Me encogí de hombros ligeramente.

—Más o menos.

Entrecerró los ojos ligeramente mientras su mirada se alternaba entre Steve y yo, y luego se adentró más en la casa.

—¿Habéis comido algo?

Asentí.

—Sí, he comido algo fuera.

Enarcó una ceja.

—Entonces…, ¿no quieres que te prepare algo de comer?

Parpadeé, pillado por sorpresa.

—Eeeh…, sabes, creo que todavía tengo un poco de hambre. ¿Steve?

—¿Eh? Ah…, sí, yo también —dijo él rápidamente, pillando la indirecta.

Ella sonrió.

—Bien. Id a esperar al comedor. Voy a refrescarme un poco y luego prepararé algo rápido.

Asentí y le di a Steve un pequeño empujón hacia el comedor.
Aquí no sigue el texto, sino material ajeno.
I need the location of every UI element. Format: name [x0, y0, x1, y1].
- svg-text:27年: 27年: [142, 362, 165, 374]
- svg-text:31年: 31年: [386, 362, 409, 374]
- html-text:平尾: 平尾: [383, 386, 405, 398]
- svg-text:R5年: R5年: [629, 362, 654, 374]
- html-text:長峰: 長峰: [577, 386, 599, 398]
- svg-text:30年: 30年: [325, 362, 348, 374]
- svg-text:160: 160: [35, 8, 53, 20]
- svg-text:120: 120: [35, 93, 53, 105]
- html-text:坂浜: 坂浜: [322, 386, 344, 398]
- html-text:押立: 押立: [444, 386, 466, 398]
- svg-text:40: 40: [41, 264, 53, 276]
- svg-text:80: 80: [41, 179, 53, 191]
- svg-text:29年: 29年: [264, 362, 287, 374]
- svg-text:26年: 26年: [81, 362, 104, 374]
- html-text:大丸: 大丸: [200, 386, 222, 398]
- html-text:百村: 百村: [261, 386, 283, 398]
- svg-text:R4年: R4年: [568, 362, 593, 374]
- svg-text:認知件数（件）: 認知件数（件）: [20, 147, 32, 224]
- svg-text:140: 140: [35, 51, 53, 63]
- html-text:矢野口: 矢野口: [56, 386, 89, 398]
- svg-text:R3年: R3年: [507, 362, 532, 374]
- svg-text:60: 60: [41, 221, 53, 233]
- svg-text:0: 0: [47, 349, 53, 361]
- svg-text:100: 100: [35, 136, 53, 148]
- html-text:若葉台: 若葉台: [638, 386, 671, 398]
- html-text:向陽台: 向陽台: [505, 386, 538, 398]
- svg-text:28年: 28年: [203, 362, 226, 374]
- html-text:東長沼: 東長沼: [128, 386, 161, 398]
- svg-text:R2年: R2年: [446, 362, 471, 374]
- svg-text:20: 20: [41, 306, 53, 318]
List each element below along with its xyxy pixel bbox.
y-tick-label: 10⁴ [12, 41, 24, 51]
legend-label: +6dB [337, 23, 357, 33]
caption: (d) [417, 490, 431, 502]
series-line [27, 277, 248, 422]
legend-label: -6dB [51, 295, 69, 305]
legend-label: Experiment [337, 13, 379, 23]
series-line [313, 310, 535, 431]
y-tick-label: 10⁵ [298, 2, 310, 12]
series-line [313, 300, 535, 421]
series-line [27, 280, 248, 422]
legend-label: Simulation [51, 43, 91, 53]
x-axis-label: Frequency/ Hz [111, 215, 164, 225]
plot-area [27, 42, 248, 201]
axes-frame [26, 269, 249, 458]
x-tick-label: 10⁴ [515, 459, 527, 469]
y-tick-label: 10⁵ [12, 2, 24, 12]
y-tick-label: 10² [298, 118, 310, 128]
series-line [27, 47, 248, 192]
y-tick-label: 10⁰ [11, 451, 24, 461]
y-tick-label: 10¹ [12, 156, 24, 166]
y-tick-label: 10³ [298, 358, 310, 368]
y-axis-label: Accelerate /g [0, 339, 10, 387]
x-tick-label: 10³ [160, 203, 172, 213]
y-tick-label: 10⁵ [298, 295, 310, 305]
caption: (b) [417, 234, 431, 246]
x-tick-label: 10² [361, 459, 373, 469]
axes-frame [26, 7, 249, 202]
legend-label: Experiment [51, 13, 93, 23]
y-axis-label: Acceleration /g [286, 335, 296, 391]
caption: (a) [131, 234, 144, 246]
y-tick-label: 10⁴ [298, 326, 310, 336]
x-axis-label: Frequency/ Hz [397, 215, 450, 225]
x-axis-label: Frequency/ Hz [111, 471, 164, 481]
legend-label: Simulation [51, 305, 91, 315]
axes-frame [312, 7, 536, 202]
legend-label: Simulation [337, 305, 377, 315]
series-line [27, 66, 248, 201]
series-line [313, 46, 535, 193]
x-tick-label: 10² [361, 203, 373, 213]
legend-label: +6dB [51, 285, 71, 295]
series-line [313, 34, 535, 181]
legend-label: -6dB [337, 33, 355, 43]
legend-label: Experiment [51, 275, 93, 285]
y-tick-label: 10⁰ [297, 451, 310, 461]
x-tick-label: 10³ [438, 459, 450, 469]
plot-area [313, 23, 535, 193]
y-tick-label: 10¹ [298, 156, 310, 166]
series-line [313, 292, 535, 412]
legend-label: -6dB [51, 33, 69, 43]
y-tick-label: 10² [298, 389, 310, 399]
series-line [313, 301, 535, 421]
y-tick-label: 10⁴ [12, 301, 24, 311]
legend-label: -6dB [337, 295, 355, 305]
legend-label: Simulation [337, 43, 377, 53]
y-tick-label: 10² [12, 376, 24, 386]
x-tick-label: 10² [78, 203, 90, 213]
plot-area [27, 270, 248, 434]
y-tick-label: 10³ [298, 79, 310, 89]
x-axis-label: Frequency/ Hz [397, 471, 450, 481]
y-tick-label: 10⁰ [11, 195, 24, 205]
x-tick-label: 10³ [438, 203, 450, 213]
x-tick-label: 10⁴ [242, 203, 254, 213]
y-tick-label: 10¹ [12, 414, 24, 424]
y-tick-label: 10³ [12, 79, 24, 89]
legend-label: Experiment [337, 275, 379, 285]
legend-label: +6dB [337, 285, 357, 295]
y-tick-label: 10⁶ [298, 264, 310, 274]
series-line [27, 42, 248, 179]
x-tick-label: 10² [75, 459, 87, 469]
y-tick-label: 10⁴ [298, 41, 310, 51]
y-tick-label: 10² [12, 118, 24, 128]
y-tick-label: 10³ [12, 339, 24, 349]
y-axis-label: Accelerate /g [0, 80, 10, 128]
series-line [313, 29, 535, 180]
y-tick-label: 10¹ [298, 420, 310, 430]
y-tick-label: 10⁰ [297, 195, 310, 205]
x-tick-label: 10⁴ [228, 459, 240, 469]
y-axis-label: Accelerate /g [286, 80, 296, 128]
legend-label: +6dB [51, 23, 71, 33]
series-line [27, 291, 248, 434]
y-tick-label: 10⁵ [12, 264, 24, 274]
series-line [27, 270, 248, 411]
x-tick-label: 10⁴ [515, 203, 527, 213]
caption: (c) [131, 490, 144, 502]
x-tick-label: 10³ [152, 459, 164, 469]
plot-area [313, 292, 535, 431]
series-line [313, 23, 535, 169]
Esperamos allí mientras la Abuela se movía por la cocina. Los sonidos familiares hicieron que todo volviera a parecer un poco más real.

Miré a Steve.

—Oye, ¿por qué estaba Arkas tan cabreado con Dante?

Steve enarcó una ceja.

—¿No lo sabes?

—¿Saber qué?

Se reclinó en la silla.

—Bueno, como probablemente te imaginas, Dante es una especie de… comodín. Es como el Emperador del inframundo de nuestro Imperio…, mitad traficante de sombras, mitad señor de los asesinos. Y se llevó a Norte.

Entrecerré los ojos.

—¿Qué quieres decir con que se la llevó?

—Quiero decir —aclaró—, que la convirtió en su aprendiz o discípula. Asesina en prácticas, alumna o la etiqueta que sea que use. Y Arkas está furioso porque el hermano de Norte ya se unió a Dante antes que ella.

Parpadeé, intentando procesarlo. Una parte de mí quería reírse de lo dramático que sonaba, pero también me sentía mal por Arkas.

Aun así, me recliné y murmuré:

—Sin embargo, puede que no sea algo malo.

Steve ladeó la cabeza.

—Norte es ambiciosa. Si Dante puede ayudarla a hacerse más fuerte, entonces quizá sea lo mejor. Conseguirá poder y entrenamiento.

Steve asintió lentamente, con los labios apretados en una fina línea.

—Sí…, pero no creo que Arkas lo vea de esa manera.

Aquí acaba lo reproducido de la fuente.